Ketika mereka pertama kali
menjadi sejawat, Ichigo masih menjabat sebagai asisten manajer, sedangkan
Wakana menduduki posisi manajer departemen penjualan.
Wakana yang dipindahkan dari
toko lain diangkat menjadi manajer departemen untuk pertama kalinya.
Pada awalnya, Ichigo sering
mendukung Wakana ketika dia tidak terbiasa dengan berbagai aspek. Namun, dia
sangat berbakat, sehingga Ichigo tidak ingat kesulitan khusus ketika harus membantunya.

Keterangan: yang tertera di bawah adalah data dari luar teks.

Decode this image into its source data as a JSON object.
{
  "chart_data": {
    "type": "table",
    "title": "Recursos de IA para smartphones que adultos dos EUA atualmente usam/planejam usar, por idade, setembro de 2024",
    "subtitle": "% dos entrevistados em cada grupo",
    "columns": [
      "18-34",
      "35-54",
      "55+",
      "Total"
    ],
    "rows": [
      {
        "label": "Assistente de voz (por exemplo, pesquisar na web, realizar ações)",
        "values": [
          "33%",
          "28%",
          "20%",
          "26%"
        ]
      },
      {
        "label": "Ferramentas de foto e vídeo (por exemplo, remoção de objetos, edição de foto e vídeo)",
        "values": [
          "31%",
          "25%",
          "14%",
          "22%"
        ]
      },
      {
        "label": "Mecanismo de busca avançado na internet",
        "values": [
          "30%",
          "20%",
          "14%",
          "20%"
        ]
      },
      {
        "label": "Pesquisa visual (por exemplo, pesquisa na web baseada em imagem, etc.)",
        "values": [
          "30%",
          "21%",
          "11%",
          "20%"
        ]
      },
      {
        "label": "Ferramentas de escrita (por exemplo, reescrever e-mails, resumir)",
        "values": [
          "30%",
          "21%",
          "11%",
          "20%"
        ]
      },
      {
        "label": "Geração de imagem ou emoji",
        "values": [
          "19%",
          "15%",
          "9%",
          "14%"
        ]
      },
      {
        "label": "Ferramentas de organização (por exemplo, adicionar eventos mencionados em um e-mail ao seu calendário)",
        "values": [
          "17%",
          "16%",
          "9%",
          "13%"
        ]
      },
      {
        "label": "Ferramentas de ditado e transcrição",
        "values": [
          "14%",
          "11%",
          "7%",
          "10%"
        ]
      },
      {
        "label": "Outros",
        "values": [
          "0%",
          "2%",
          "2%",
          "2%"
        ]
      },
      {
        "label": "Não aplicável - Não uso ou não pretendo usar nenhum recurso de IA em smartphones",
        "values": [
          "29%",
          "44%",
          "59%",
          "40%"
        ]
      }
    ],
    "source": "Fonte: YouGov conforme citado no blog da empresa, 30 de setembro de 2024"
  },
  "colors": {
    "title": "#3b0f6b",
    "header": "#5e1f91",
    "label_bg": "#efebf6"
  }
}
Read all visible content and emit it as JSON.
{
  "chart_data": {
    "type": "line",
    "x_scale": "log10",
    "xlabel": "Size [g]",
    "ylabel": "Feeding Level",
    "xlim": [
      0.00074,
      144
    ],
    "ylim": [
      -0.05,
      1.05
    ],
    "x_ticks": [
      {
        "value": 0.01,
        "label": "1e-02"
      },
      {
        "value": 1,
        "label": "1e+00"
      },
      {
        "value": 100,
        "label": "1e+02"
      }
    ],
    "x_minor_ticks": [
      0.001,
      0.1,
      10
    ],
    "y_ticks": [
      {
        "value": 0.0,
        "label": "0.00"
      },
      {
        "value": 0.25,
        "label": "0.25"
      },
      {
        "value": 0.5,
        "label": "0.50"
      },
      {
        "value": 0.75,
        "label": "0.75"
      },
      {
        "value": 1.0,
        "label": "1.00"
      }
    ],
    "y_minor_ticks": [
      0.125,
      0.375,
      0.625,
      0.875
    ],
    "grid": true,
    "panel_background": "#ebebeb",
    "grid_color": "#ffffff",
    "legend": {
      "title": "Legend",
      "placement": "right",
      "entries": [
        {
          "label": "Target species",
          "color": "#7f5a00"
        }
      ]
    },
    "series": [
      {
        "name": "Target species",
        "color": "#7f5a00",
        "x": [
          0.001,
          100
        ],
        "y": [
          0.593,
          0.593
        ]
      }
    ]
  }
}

Ichigo hanya khawatir tentang
kecenderungan Wakana yang menyimpan segala sesuatu untuk dirinya sendiri dan
mencoba menyelesaikan masalahnya sendiri, sehingga membuat Ichigo dengan santai
menawarkan bantuan padanya.
Wakana juga terus terang dalam
mengungkapkan rasa terima kasih dan rasa hormatnya kepada Ichigo, sehingga akan
sulit untuk mengatakan bahwa dia tidak memiliki perasaan apapun padanya.
Namun, ini hanyalah hubungan di
tempat kerja. Itu adalah pola pikir yang berbeda dari hubungan antara lawan
jenis.
Segera setelah itu, manajer
yang saat itu menjabat dipindahkan dari toko, sehingga membuat Ichigo
dipromosikan menjadi manajer toko dan Wakana menjadi asisten manajernya.

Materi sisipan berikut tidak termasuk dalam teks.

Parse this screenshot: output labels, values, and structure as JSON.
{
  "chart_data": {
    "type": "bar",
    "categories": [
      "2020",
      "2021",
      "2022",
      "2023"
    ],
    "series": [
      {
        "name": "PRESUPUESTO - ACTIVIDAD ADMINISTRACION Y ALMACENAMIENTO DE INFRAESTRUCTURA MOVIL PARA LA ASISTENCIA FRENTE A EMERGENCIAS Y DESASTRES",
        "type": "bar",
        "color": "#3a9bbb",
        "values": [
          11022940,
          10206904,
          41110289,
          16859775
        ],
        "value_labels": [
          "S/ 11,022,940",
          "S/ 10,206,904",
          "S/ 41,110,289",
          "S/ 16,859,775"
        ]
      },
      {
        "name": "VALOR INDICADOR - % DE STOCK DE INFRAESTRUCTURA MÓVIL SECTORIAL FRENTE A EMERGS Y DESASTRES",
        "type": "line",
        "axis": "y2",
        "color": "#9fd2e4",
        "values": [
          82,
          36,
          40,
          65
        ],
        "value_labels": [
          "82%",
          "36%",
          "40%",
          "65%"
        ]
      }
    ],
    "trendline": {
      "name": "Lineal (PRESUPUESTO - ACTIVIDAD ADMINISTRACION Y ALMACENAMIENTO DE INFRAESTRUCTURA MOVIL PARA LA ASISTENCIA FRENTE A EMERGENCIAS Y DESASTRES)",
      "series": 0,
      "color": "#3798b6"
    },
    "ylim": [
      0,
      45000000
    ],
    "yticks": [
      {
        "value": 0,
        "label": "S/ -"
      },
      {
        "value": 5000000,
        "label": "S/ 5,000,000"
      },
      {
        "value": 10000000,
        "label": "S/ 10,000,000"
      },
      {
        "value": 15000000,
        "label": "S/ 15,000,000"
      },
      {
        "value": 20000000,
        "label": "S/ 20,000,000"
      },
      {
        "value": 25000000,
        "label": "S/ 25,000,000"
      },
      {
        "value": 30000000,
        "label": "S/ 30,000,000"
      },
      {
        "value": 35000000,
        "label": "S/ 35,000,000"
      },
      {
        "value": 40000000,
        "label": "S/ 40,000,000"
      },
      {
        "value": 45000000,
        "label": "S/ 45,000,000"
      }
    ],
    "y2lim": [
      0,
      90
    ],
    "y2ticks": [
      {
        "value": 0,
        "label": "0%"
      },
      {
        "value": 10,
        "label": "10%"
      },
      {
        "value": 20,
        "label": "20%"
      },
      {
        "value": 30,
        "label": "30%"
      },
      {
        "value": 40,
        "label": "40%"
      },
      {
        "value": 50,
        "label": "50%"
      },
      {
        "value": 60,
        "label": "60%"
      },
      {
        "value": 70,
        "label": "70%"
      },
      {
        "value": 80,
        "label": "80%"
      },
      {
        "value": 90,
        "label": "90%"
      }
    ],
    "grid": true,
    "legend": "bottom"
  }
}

Ichigo merupakan manajer toko
yang baru, tapi Ia langsung mendapatkan kesuksesan menjadi manajer toko
peringkat S.
Meski dipercaya oleh perusahaan,
dia masih memiliki banyak kekhawatiran. Karena itu, Wakana, yang dinilai
tinggi, diangkat menjadi asisten manajer dan memberikannya dukungan.

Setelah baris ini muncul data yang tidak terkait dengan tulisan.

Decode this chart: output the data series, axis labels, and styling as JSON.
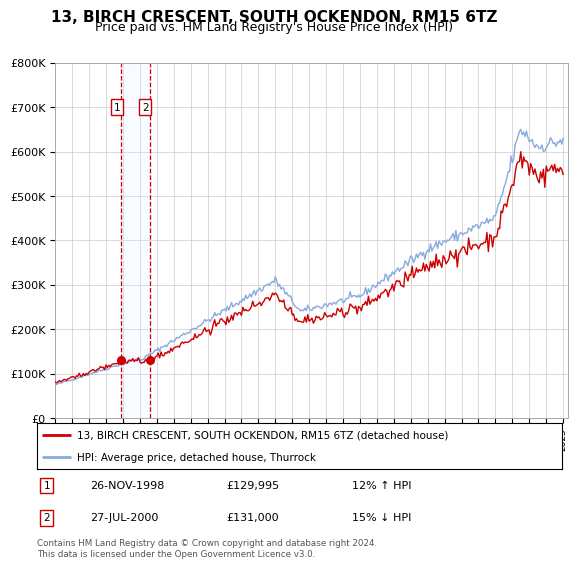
{
  "title": "13, BIRCH CRESCENT, SOUTH OCKENDON, RM15 6TZ",
  "subtitle": "Price paid vs. HM Land Registry's House Price Index (HPI)",
  "ylim": [
    0,
    800000
  ],
  "yticks": [
    0,
    100000,
    200000,
    300000,
    400000,
    500000,
    600000,
    700000,
    800000
  ],
  "ytick_labels": [
    "£0",
    "£100K",
    "£200K",
    "£300K",
    "£400K",
    "£500K",
    "£600K",
    "£700K",
    "£800K"
  ],
  "xlim_start": 1995,
  "xlim_end": 2025.3,
  "transactions": [
    {
      "date_num": 1998.9,
      "price": 129995,
      "label": "1"
    },
    {
      "date_num": 2000.57,
      "price": 131000,
      "label": "2"
    }
  ],
  "transaction_info": [
    {
      "num": "1",
      "date": "26-NOV-1998",
      "price": "£129,995",
      "hpi": "12% ↑ HPI"
    },
    {
      "num": "2",
      "date": "27-JUL-2000",
      "price": "£131,000",
      "hpi": "15% ↓ HPI"
    }
  ],
  "legend_property": "13, BIRCH CRESCENT, SOUTH OCKENDON, RM15 6TZ (detached house)",
  "legend_hpi": "HPI: Average price, detached house, Thurrock",
  "footer": "Contains HM Land Registry data © Crown copyright and database right 2024.\nThis data is licensed under the Open Government Licence v3.0.",
  "property_color": "#cc0000",
  "hpi_color": "#88aadd",
  "shade_color": "#ddeeff",
  "vline_color": "#cc0000",
  "background_color": "#ffffff",
  "grid_color": "#cccccc",
  "title_fontsize": 11,
  "subtitle_fontsize": 9
}
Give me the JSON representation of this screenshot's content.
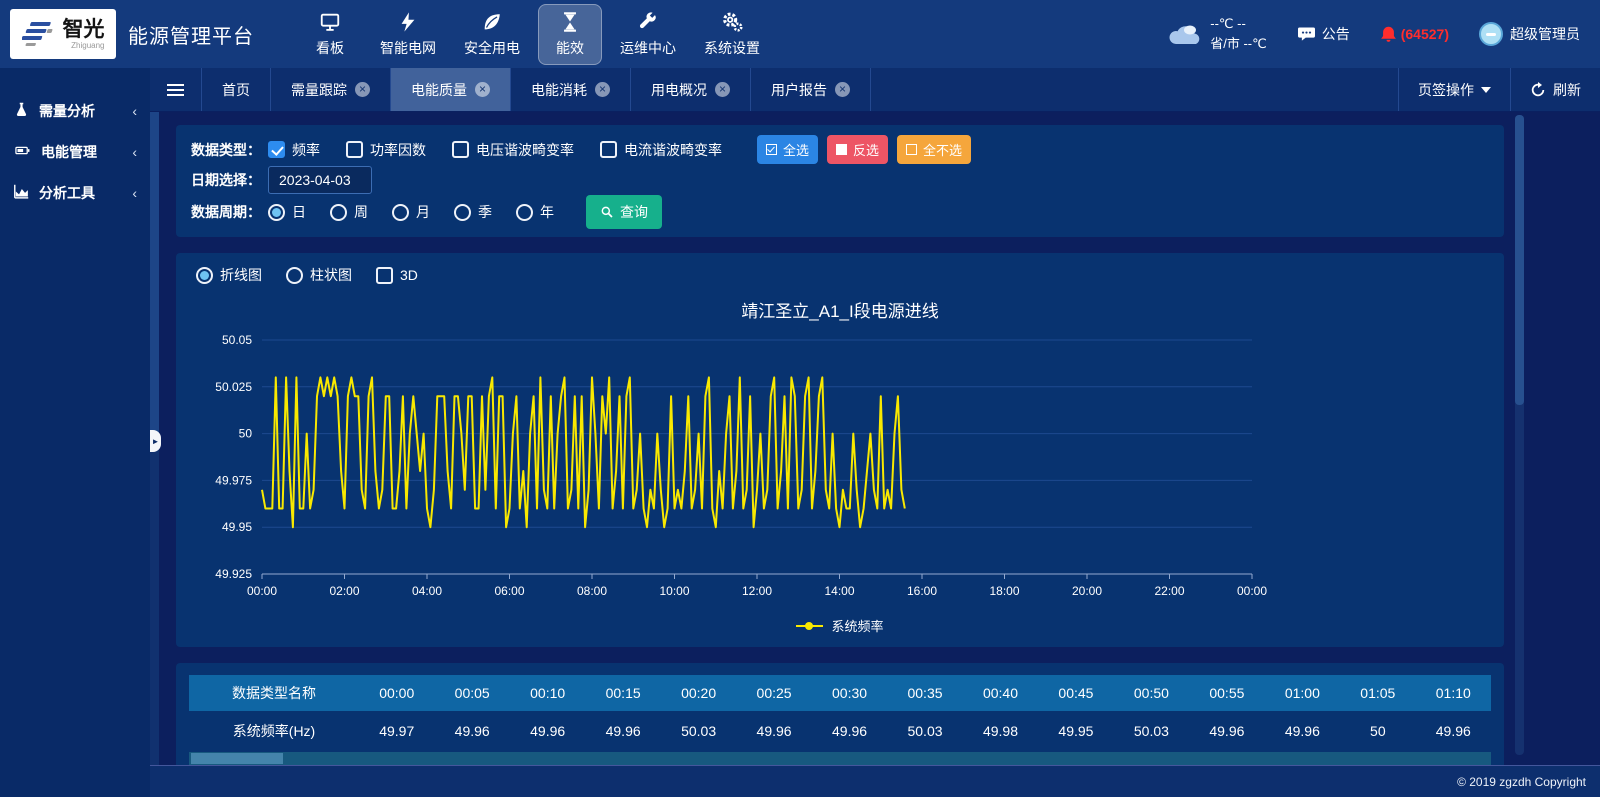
{
  "header": {
    "brand": {
      "name": "智光",
      "sub": "Zhiguang"
    },
    "title": "能源管理平台",
    "nav": [
      {
        "id": "dashboard",
        "label": "看板",
        "icon": "monitor-icon",
        "active": false
      },
      {
        "id": "smart-grid",
        "label": "智能电网",
        "icon": "lightning-icon",
        "active": false
      },
      {
        "id": "safe-power",
        "label": "安全用电",
        "icon": "leaf-icon",
        "active": false
      },
      {
        "id": "energy-efficiency",
        "label": "能效",
        "icon": "hourglass-icon",
        "active": true
      },
      {
        "id": "ops-center",
        "label": "运维中心",
        "icon": "wrench-icon",
        "active": false
      },
      {
        "id": "system-settings",
        "label": "系统设置",
        "icon": "gear-icon",
        "active": false
      }
    ],
    "weather": {
      "temp_line": "--℃ --",
      "city_line": "省/市 --℃"
    },
    "notice_label": "公告",
    "alarm_count": "(64527)",
    "user_name": "超级管理员"
  },
  "sidebar": {
    "items": [
      {
        "id": "demand-analysis",
        "label": "需量分析",
        "icon": "flask-icon"
      },
      {
        "id": "energy-management",
        "label": "电能管理",
        "icon": "battery-icon"
      },
      {
        "id": "analysis-tools",
        "label": "分析工具",
        "icon": "area-chart-icon"
      }
    ]
  },
  "tabbar": {
    "tabs": [
      {
        "label": "首页",
        "closable": false,
        "active": false
      },
      {
        "label": "需量跟踪",
        "closable": true,
        "active": false
      },
      {
        "label": "电能质量",
        "closable": true,
        "active": true
      },
      {
        "label": "电能消耗",
        "closable": true,
        "active": false
      },
      {
        "label": "用电概况",
        "closable": true,
        "active": false
      },
      {
        "label": "用户报告",
        "closable": true,
        "active": false
      }
    ],
    "menu_label": "页签操作",
    "refresh_label": "刷新"
  },
  "filters": {
    "type_label": "数据类型：",
    "types": [
      {
        "label": "频率",
        "checked": true
      },
      {
        "label": "功率因数",
        "checked": false
      },
      {
        "label": "电压谐波畸变率",
        "checked": false
      },
      {
        "label": "电流谐波畸变率",
        "checked": false
      }
    ],
    "select_buttons": [
      {
        "id": "select-all",
        "label": "全选",
        "color": "#2b85e4",
        "icon": "checked-square-icon"
      },
      {
        "id": "invert-select",
        "label": "反选",
        "color": "#ed5565",
        "icon": "filled-square-icon"
      },
      {
        "id": "select-none",
        "label": "全不选",
        "color": "#f5a63c",
        "icon": "empty-square-icon"
      }
    ],
    "date_label": "日期选择：",
    "date_value": "2023-04-03",
    "period_label": "数据周期：",
    "periods": [
      {
        "label": "日",
        "selected": true
      },
      {
        "label": "周",
        "selected": false
      },
      {
        "label": "月",
        "selected": false
      },
      {
        "label": "季",
        "selected": false
      },
      {
        "label": "年",
        "selected": false
      }
    ],
    "query_label": "查询"
  },
  "chart_panel": {
    "modes": [
      {
        "label": "折线图",
        "selected": true
      },
      {
        "label": "柱状图",
        "selected": false
      }
    ],
    "mode_3d": {
      "label": "3D",
      "checked": false
    }
  },
  "chart_data": {
    "type": "line",
    "title": "靖江圣立_A1_I段电源进线",
    "ylim": [
      49.925,
      50.05
    ],
    "yticks": [
      50.05,
      50.025,
      50,
      49.975,
      49.95,
      49.925
    ],
    "xticks": [
      "00:00",
      "02:00",
      "04:00",
      "06:00",
      "08:00",
      "10:00",
      "12:00",
      "14:00",
      "16:00",
      "18:00",
      "20:00",
      "22:00",
      "00:00"
    ],
    "x_total_hours": 24,
    "interval_minutes": 5,
    "start_time": "00:00",
    "grid": true,
    "legend_position": "bottom",
    "series": [
      {
        "name": "系统频率",
        "color": "#f9e900",
        "values": [
          49.97,
          49.96,
          49.96,
          49.96,
          50.03,
          49.96,
          49.96,
          50.03,
          49.98,
          49.95,
          50.03,
          49.96,
          49.96,
          50,
          49.96,
          49.97,
          50.02,
          50.03,
          50.02,
          50.03,
          50.02,
          50.03,
          50.02,
          49.98,
          49.96,
          50.02,
          50.03,
          50.02,
          50.02,
          49.97,
          49.96,
          50.02,
          50.03,
          49.98,
          49.96,
          49.97,
          50.02,
          50.02,
          49.96,
          49.96,
          49.98,
          50.02,
          49.96,
          50,
          50.02,
          50,
          49.98,
          50,
          49.96,
          49.95,
          49.97,
          50.02,
          50.02,
          50.02,
          49.98,
          49.96,
          50.02,
          50.02,
          50,
          49.97,
          50.02,
          50.02,
          49.96,
          49.96,
          50.02,
          49.97,
          50.02,
          50.03,
          49.96,
          50.02,
          50.02,
          49.95,
          49.96,
          50,
          50.02,
          49.96,
          49.98,
          49.95,
          50,
          50.02,
          49.96,
          50.03,
          49.97,
          49.96,
          50.02,
          49.96,
          50,
          50.02,
          50.03,
          49.96,
          49.97,
          50.02,
          49.96,
          50.02,
          49.95,
          49.97,
          50.03,
          50,
          49.96,
          50.02,
          50,
          50.03,
          49.96,
          49.98,
          50.02,
          49.96,
          50.02,
          50.03,
          49.96,
          49.97,
          50,
          49.96,
          49.95,
          49.97,
          49.96,
          50,
          49.97,
          49.95,
          49.96,
          50.02,
          49.96,
          49.97,
          49.96,
          49.98,
          50.02,
          49.96,
          49.97,
          50,
          49.96,
          50.02,
          50.03,
          49.96,
          49.95,
          49.98,
          49.96,
          50,
          50.02,
          49.96,
          49.98,
          50.03,
          49.96,
          49.97,
          50.02,
          49.95,
          49.97,
          50,
          49.96,
          49.97,
          50.02,
          50.03,
          49.96,
          49.98,
          50.02,
          49.96,
          50.03,
          50.02,
          49.96,
          49.97,
          50.02,
          50.03,
          49.96,
          49.98,
          50.02,
          50.03,
          49.97,
          49.96,
          50,
          49.96,
          49.95,
          49.97,
          49.96,
          49.96,
          50,
          49.97,
          49.95,
          49.96,
          49.98,
          50,
          49.97,
          49.96,
          50.02,
          49.96,
          49.97,
          49.96,
          50,
          50.02,
          49.97,
          49.96
        ]
      }
    ]
  },
  "table": {
    "headers": [
      "数据类型名称",
      "00:00",
      "00:05",
      "00:10",
      "00:15",
      "00:20",
      "00:25",
      "00:30",
      "00:35",
      "00:40",
      "00:45",
      "00:50",
      "00:55",
      "01:00",
      "01:05",
      "01:10"
    ],
    "rows": [
      [
        "系统频率(Hz)",
        "49.97",
        "49.96",
        "49.96",
        "49.96",
        "50.03",
        "49.96",
        "49.96",
        "50.03",
        "49.98",
        "49.95",
        "50.03",
        "49.96",
        "49.96",
        "50",
        "49.96"
      ]
    ]
  },
  "footer": {
    "copyright": "© 2019 zgzdh Copyright"
  }
}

Sejak saat itu, posisi mereka
berubah, dan sebaliknya, mereka terlibat dalam hubungan di mana Wakana mendukung
Ichigo dalam berbagai aspek.
Jika
dipikir-pikir, aku sudah mengenalnya cukup lama.
Mereka saling mendukung dalam
berbagai pekerjaan dan melewatinya bersama.
Ini memang sesuatu yang lumrah,
tetapi dia pikir akan menjadi hal yang wajar untuk memiliki Wakana dalam
hidupnya.
Bagaimanapun,
aku ingin tahu apakah hal ini berbeda bagi Wakana?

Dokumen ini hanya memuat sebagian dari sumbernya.